Earlier this summer, our Brandon Gdula broke down why you should be targeting this backfield. In short, it stands to reason that one of these guys could break out, and if either Cook or Singletary wind up seeing the lion's share of touches, they could be a league-winner.
Figuring out which one to target is tricky, but I lean towards Singletary. He really came on down the stretch last year, averaging 19.9 half-PPR points per game over the final four weeks and scoring at least 16.1 points in all four of those games, ranking as the RB2 from Week 14 through Week 18. He played at least 76% of the snaps in six of the Bills' last seven games, including the playoffs, when he played every single snap in Buffalo's Divisional Round loss.
The argument against Singletary is an easy one -- if Buffalo wanted him to be a high-volume, three-down back, they wouldn't have drafted Cook in the second round. And that makes a lot of sense. The combination of the second-round investment in Cook and Cook's pass-catching chops likely means the rookie will be on the field a good amount in 2022.
But Singletary has clearly earned a good amount of trust with this coaching staff, and it's not a lock Cook will be ready to contribute as a rookie. Singletary finished last season with the 12th-most red-zone touches, so even if Cook does siphon some pass-game work, Singletary can still be productive for fantasy in this high-octane offense.
If you prefer Cook, I get it. I just know I want to leave drafts with one of these two. They each have the upside to nuke their current ADP.
Which of the two do you like?
Austin Swaim: It's Cook for me, and it's just a matter of personal preference towards the high-upside unknown.
Cook doesn't necessarily need that. If he comes out with similar talent to his brother Dalvin, he'll likely occupy a three-down role on a team favored to win the Super Bowl. Singletary just hasn't proved to be that level of player -- though he is still a good one.
That's a good springboard to another guy I wanted to get your thoughts on -- Tampa Bay's Rachaad White. I was absolutely enamored with him as a prospect, and I was bummed at first he went to the Tampa Bay Buccaneers behind Leonard Fournette.
But, the more I think about it, he's not replacing Fournette. He's a massive upgrade over Giovani Bernard for a team that had the highest situation-neutral pass rate in the NFL (67%) last year. White had PFF's second-highest receiving grade last year for all FBS running backs in college.
He could be the aforementioned James White for Tom Brady from years ago -- but a better athlete. Sheesh...is it getting hot in here or is it just me?
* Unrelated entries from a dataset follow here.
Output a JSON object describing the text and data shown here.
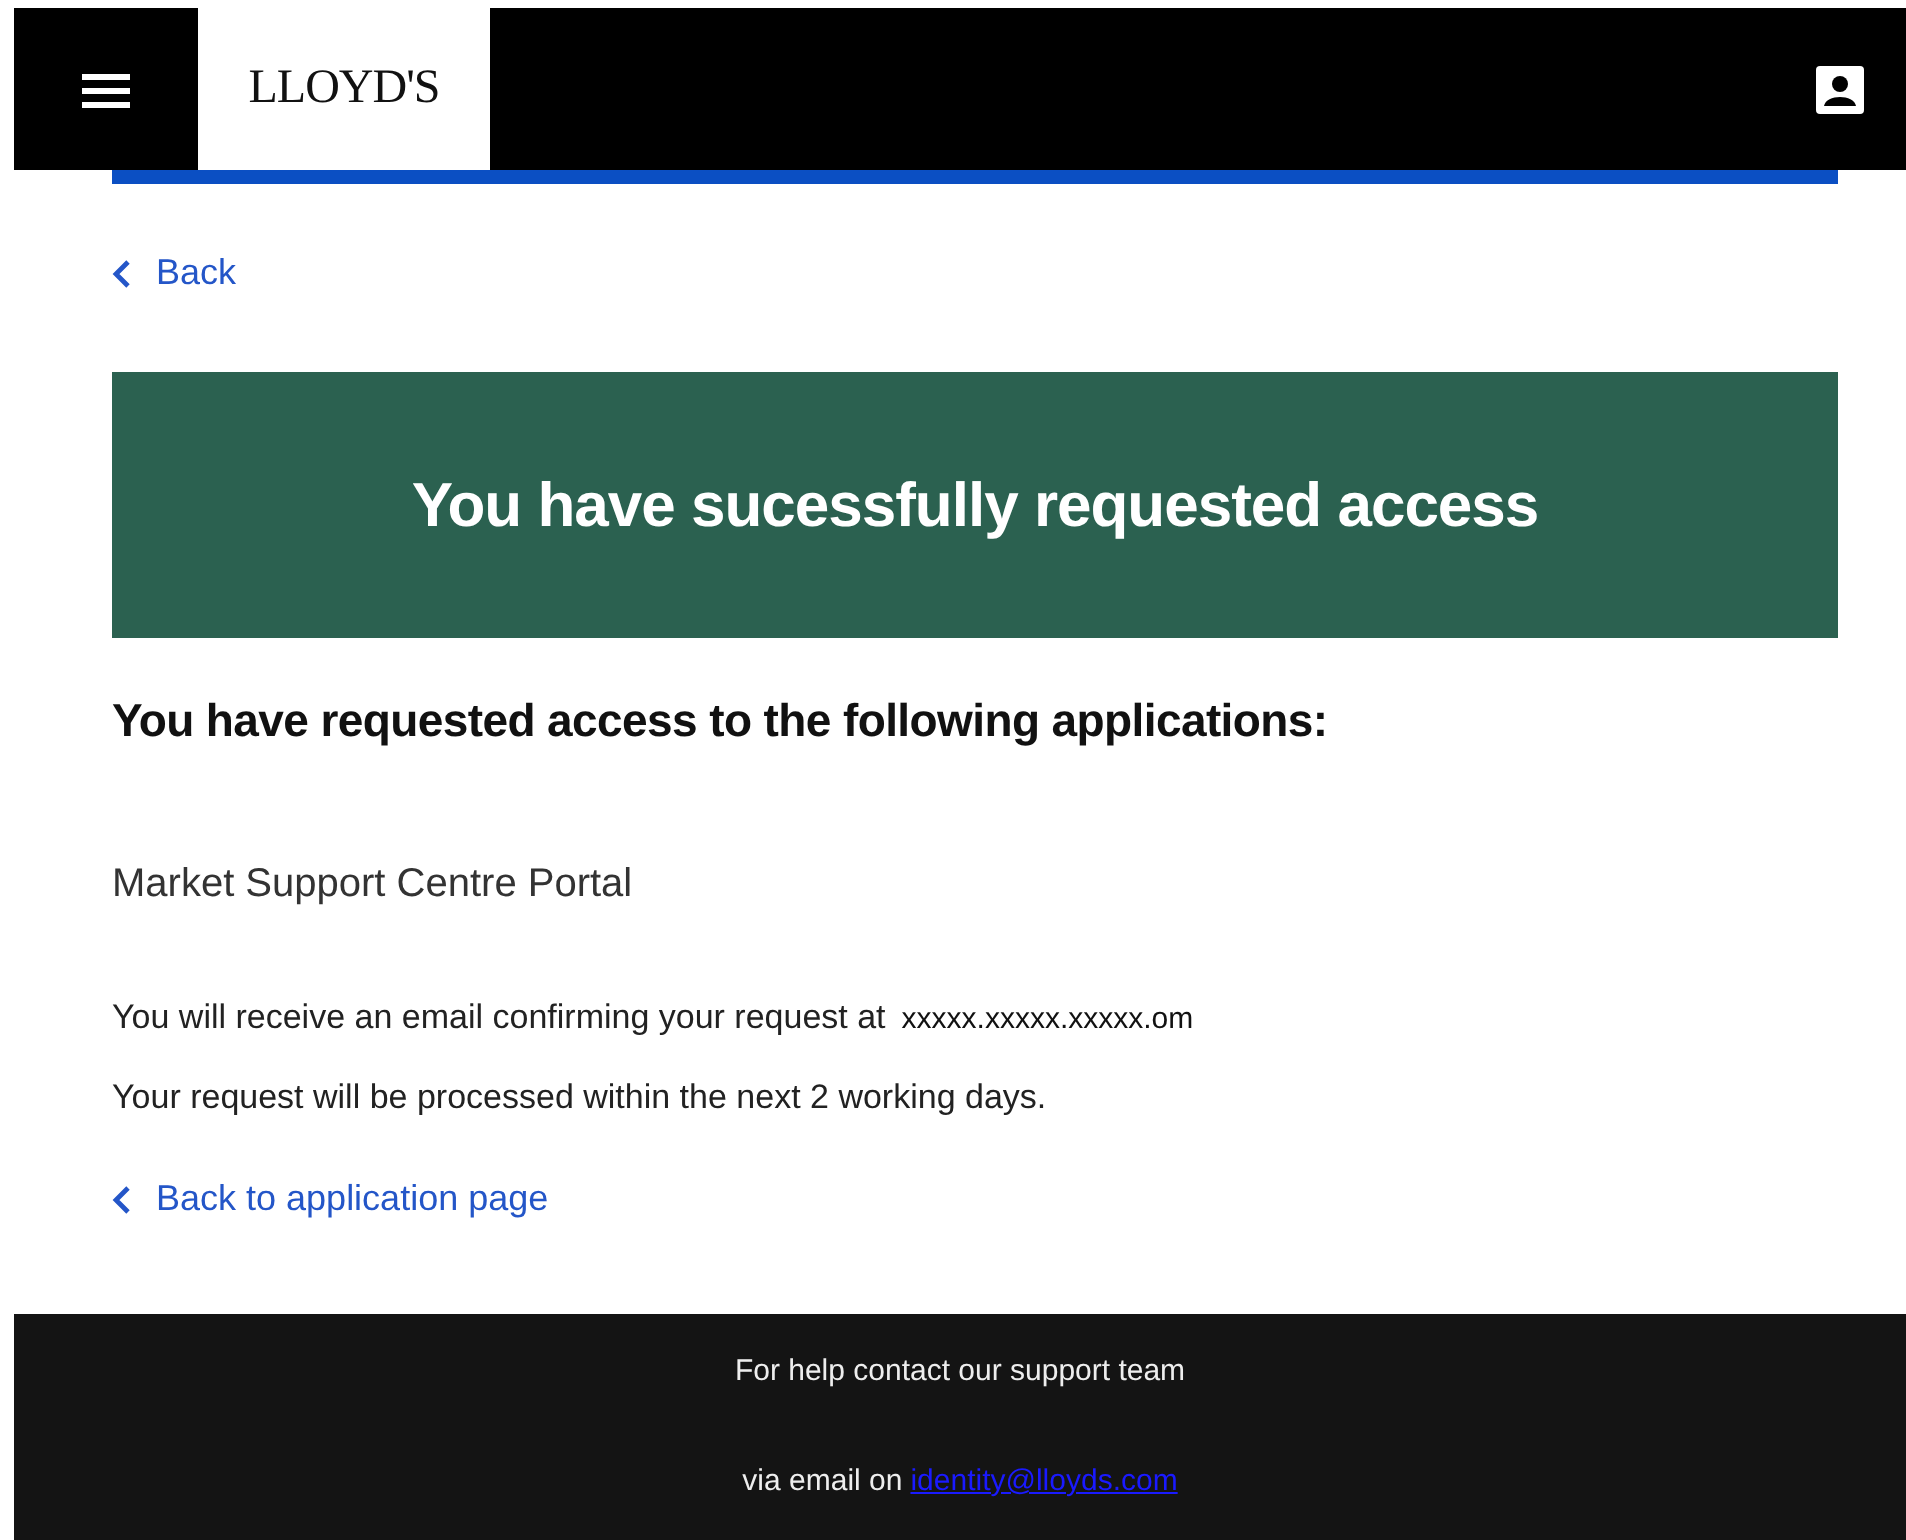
{
  "header": {
    "logo": "LLOYD'S"
  },
  "back_link": "Back",
  "banner": {
    "title": "You have sucessfully requested access"
  },
  "heading": "You have requested access to the following applications:",
  "applications": [
    "Market Support Centre Portal"
  ],
  "confirmation": {
    "text": "You will receive an email confirming your request at",
    "email": "xxxxx.xxxxx.xxxxx.om"
  },
  "processing_note": "Your request will be processed within the next 2 working days.",
  "return_link": "Back to application page",
  "footer": {
    "help_text": "For help contact our support team",
    "email_prefix": "via email on",
    "email_link": "identity@lloyds.com"
  }
}
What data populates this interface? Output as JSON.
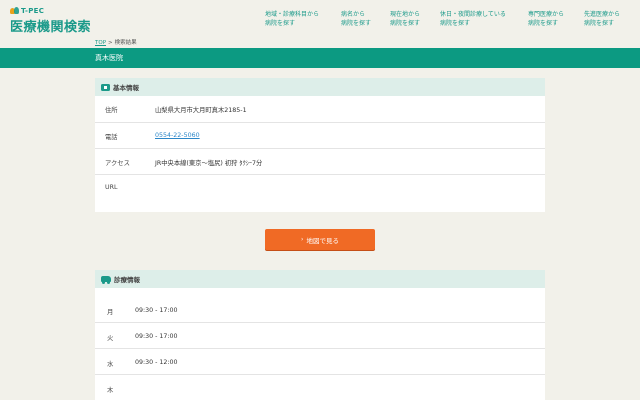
{
  "header": {
    "brand_small": "T-PEC",
    "site_title": "医療機関検索",
    "nav": [
      {
        "line1": "地域・診療科目から",
        "line2": "病院を探す"
      },
      {
        "line1": "病名から",
        "line2": "病院を探す"
      },
      {
        "line1": "現在地から",
        "line2": "病院を探す"
      },
      {
        "line1": "休日・夜間診療している",
        "line2": "病院を探す"
      },
      {
        "line1": "専門医療から",
        "line2": "病院を探す"
      },
      {
        "line1": "先進医療から",
        "line2": "病院を探す"
      }
    ]
  },
  "breadcrumb": {
    "top": "TOP",
    "sep": ">",
    "current": "検索結果"
  },
  "page_title": "真木医院",
  "basic_info": {
    "heading": "基本情報",
    "rows": [
      {
        "label": "住所",
        "value": "山梨県大月市大月町真木2185-1"
      },
      {
        "label": "電話",
        "value": "0554-22-5060"
      },
      {
        "label": "アクセス",
        "value": "JR中央本線(東京〜塩尻) 初狩 ﾀｸｼｰ7分"
      },
      {
        "label": "URL",
        "value": ""
      }
    ]
  },
  "map_button": {
    "label": "地図で見る",
    "chevron": "›"
  },
  "clinic_info": {
    "heading": "診療情報",
    "rows": [
      {
        "day": "月",
        "hours": "09:30 - 17:00"
      },
      {
        "day": "火",
        "hours": "09:30 - 17:00"
      },
      {
        "day": "水",
        "hours": "09:30 - 12:00"
      },
      {
        "day": "木",
        "hours": ""
      }
    ]
  },
  "colors": {
    "accent": "#0c9a82",
    "button": "#f06a25",
    "link": "#2b86c8"
  }
}
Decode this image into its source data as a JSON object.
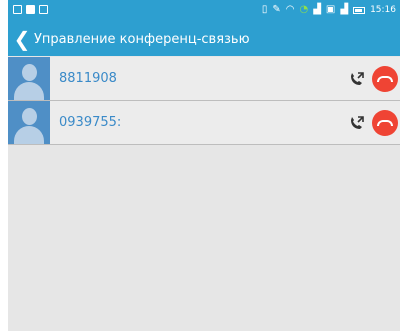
{
  "status_bar": {
    "time": "15:16"
  },
  "toolbar": {
    "title": "Управление конференц-связью"
  },
  "calls": [
    {
      "number": "8811908"
    },
    {
      "number": "0939755:"
    }
  ],
  "colors": {
    "accent": "#2d9fd0",
    "end_call": "#ef4434",
    "number_text": "#3a8ac8"
  }
}
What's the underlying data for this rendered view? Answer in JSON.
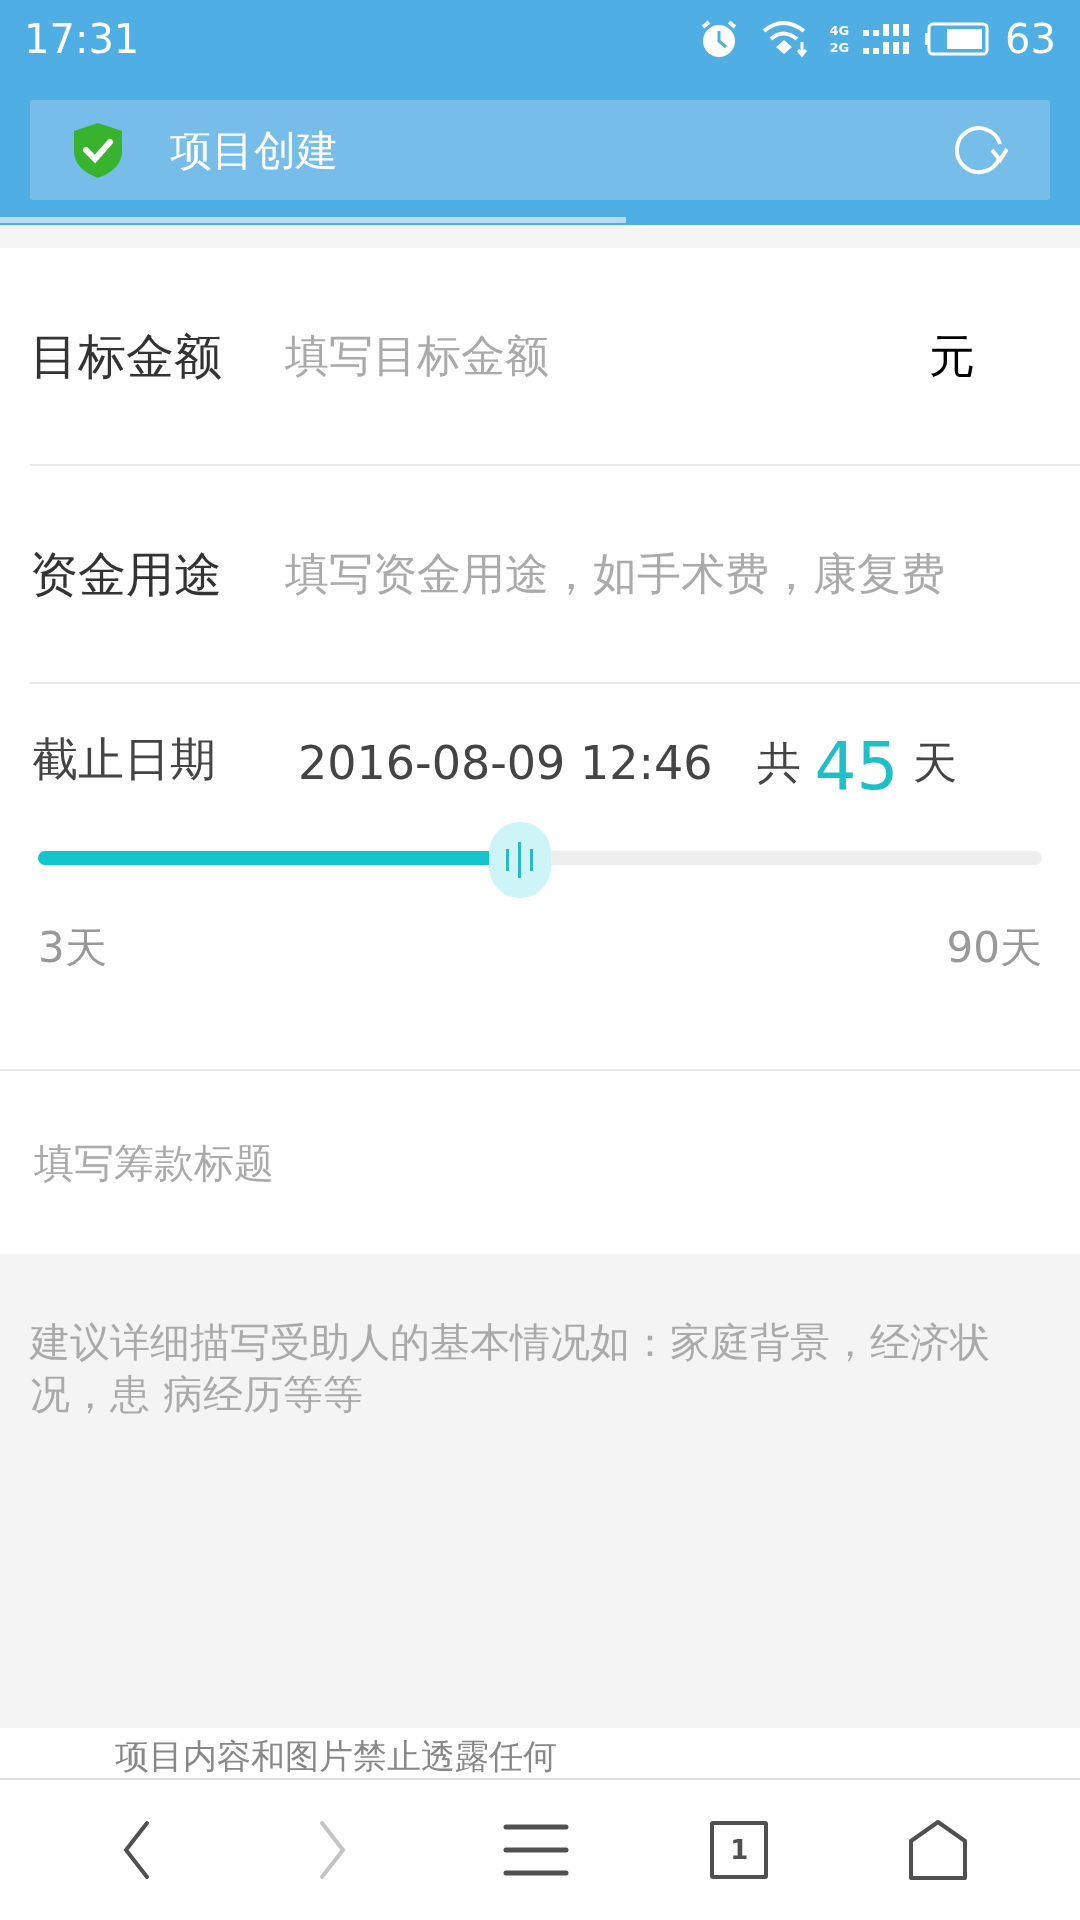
{
  "status_bar": {
    "time": "17:31",
    "network_top": "4G",
    "network_bottom": "2G",
    "battery": "63"
  },
  "address_bar": {
    "title": "项目创建",
    "secure": true
  },
  "page_load": {
    "level": 0.58
  },
  "fields": [
    {
      "kind": "text",
      "label": "目标金额",
      "placeholder": "填写目标金额",
      "unit": "元"
    },
    {
      "kind": "text",
      "label": "资金用途",
      "placeholder": "填写资金用途，如手术费，康复费"
    }
  ],
  "deadline": {
    "label": "截止日期",
    "date": "2016-08-09 12:46",
    "total_prefix": "共",
    "days": "45",
    "total_suffix": "天",
    "slider": {
      "level": 0.48
    },
    "min_label": "3天",
    "max_label": "90天"
  },
  "title_field": {
    "placeholder": "填写筹款标题"
  },
  "description_field": {
    "placeholder": "建议详细描写受助人的基本情况如：家庭背景，经济状况，患 病经历等等"
  },
  "notice": "项目内容和图片禁止透露任何",
  "nav": [
    {
      "kind": "back",
      "disabled": false
    },
    {
      "kind": "forward",
      "disabled": true
    },
    {
      "kind": "menu",
      "disabled": false
    },
    {
      "kind": "tabs",
      "disabled": false,
      "count": "1"
    },
    {
      "kind": "home",
      "disabled": false
    }
  ]
}
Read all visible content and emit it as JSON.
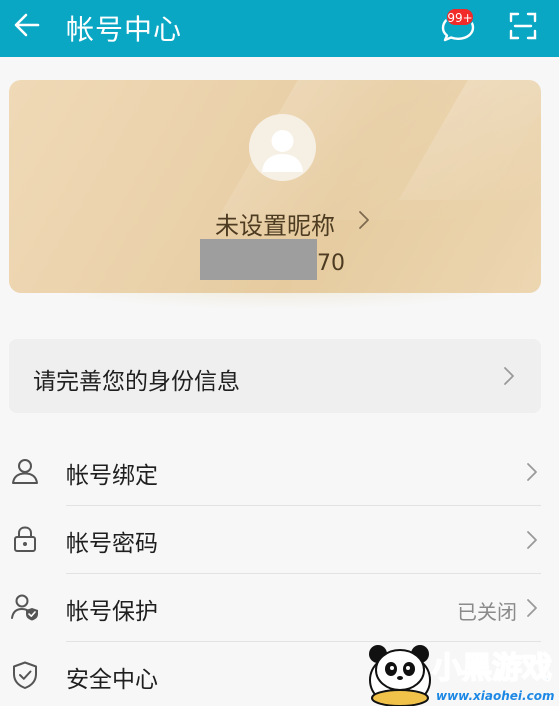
{
  "header": {
    "title": "帐号中心",
    "message_badge": "99+",
    "background_color": "#0aa7c4",
    "icons": [
      "back-arrow-icon",
      "message-icon",
      "scan-icon"
    ]
  },
  "profile": {
    "nickname": "未设置昵称",
    "account_suffix": "70",
    "avatar_icon": "default-avatar-icon"
  },
  "identity_banner": {
    "label": "请完善您的身份信息"
  },
  "menu": [
    {
      "label": "帐号绑定",
      "icon": "user-icon",
      "value": ""
    },
    {
      "label": "帐号密码",
      "icon": "lock-icon",
      "value": ""
    },
    {
      "label": "帐号保护",
      "icon": "user-shield-icon",
      "value": "已关闭"
    },
    {
      "label": "安全中心",
      "icon": "shield-check-icon",
      "value": ""
    }
  ],
  "watermark": {
    "title": "小黑游戏",
    "url": "www.xiaohei.com"
  }
}
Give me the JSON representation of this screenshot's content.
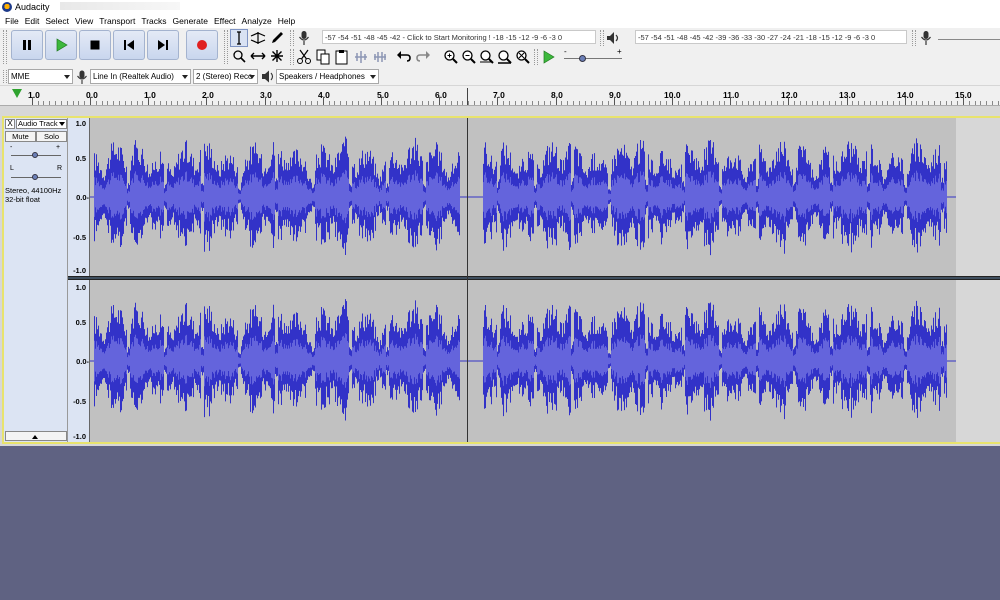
{
  "window": {
    "title": "Audacity"
  },
  "menu": [
    "File",
    "Edit",
    "Select",
    "View",
    "Transport",
    "Tracks",
    "Generate",
    "Effect",
    "Analyze",
    "Help"
  ],
  "transport": {
    "buttons": [
      "pause-icon",
      "play-icon",
      "stop-icon",
      "skip-start-icon",
      "skip-end-icon",
      "record-icon"
    ]
  },
  "tools": [
    "selection-tool-icon",
    "envelope-tool-icon",
    "draw-tool-icon",
    "zoom-tool-icon",
    "timeshift-tool-icon",
    "multi-tool-icon"
  ],
  "recording_meter": {
    "scale_left": "-57 -54 -51 -48 -45 -42 -",
    "prompt": "Click to Start Monitoring",
    "scale_right": "! -18 -15 -12  -9  -6  -3  0",
    "channels": "L\nR"
  },
  "playback_meter": {
    "scale": "-57 -54 -51 -48 -45 -42 -39 -36 -33 -30 -27 -24 -21 -18 -15 -12  -9  -6  -3  0",
    "channels": "L\nR"
  },
  "edit_toolbar": [
    "cut-icon",
    "copy-icon",
    "paste-icon",
    "trim-icon",
    "silence-icon",
    "undo-icon",
    "redo-icon",
    "zoom-in-icon",
    "zoom-out-icon",
    "fit-selection-icon",
    "fit-project-icon",
    "zoom-toggle-icon"
  ],
  "play_at_speed": {
    "min": "-",
    "max": "+"
  },
  "devices": {
    "host": "MME",
    "input": "Line In (Realtek Audio)",
    "channels": "2 (Stereo) Reco",
    "output": "Speakers / Headphones"
  },
  "timeline": {
    "labels": [
      "1.0",
      "0.0",
      "1.0",
      "2.0",
      "3.0",
      "4.0",
      "5.0",
      "6.0",
      "7.0",
      "8.0",
      "9.0",
      "10.0",
      "11.0",
      "12.0",
      "13.0",
      "14.0",
      "15.0"
    ]
  },
  "track": {
    "name": "Audio Track",
    "close": "X",
    "mute": "Mute",
    "solo": "Solo",
    "gain_minus": "-",
    "gain_plus": "+",
    "pan_left": "L",
    "pan_right": "R",
    "format_line1": "Stereo, 44100Hz",
    "format_line2": "32-bit float",
    "vertical_scale": [
      "1.0",
      "0.5",
      "0.0-",
      "-0.5",
      "-1.0"
    ]
  },
  "colors": {
    "waveform": "#3232c8",
    "waveform_rms": "#6464dc",
    "wave_background": "#c1c1c1",
    "selected_border": "#e8e36d",
    "desktop": "#5f6282"
  }
}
Austan Kas: I think I like White a little more in dynasty right now than in redraft. I just think it's a big ask for a rookie to come in and earn Brady's (and the staff's) trust so quickly. But I won't deny White's appealing prospect profile, and if something happens to Lenny, someone is going to have to take on volume in what will once again be a really good offense -- and it's probably not going to be Ke'Shawn Vaughn.
Austin Swaim: That's really a great point, and I get ahead of myself with rookies a lot. Javonte Williams is a tremendous talent, and he couldn't even separate from his committee in the first year. Asking White, Dameon Pierce in Houston, or Tyler Allgeier in Atlanta to shoulder a massive load right away is incredibly optimistic -- even if all three have the path to that role right in front of them.
Honestly, even with talking to you about these guys, I still don't know if I'd be certain on which ones I'd target in a given draft. I'd be open to any of these guys mentioned, and we've even neglected guys like Miles Sanders. It's a tough choice in this area!
Austan Kas: Yeah, it is. These guys have the ADPs they do for a reason -- it's easy to poke holes in their resume, but there are also reasons for optimism.
Thanks for taking the time to chat with me. You pick the topic next week.
Austin Swaim: Sounds like a plan to me!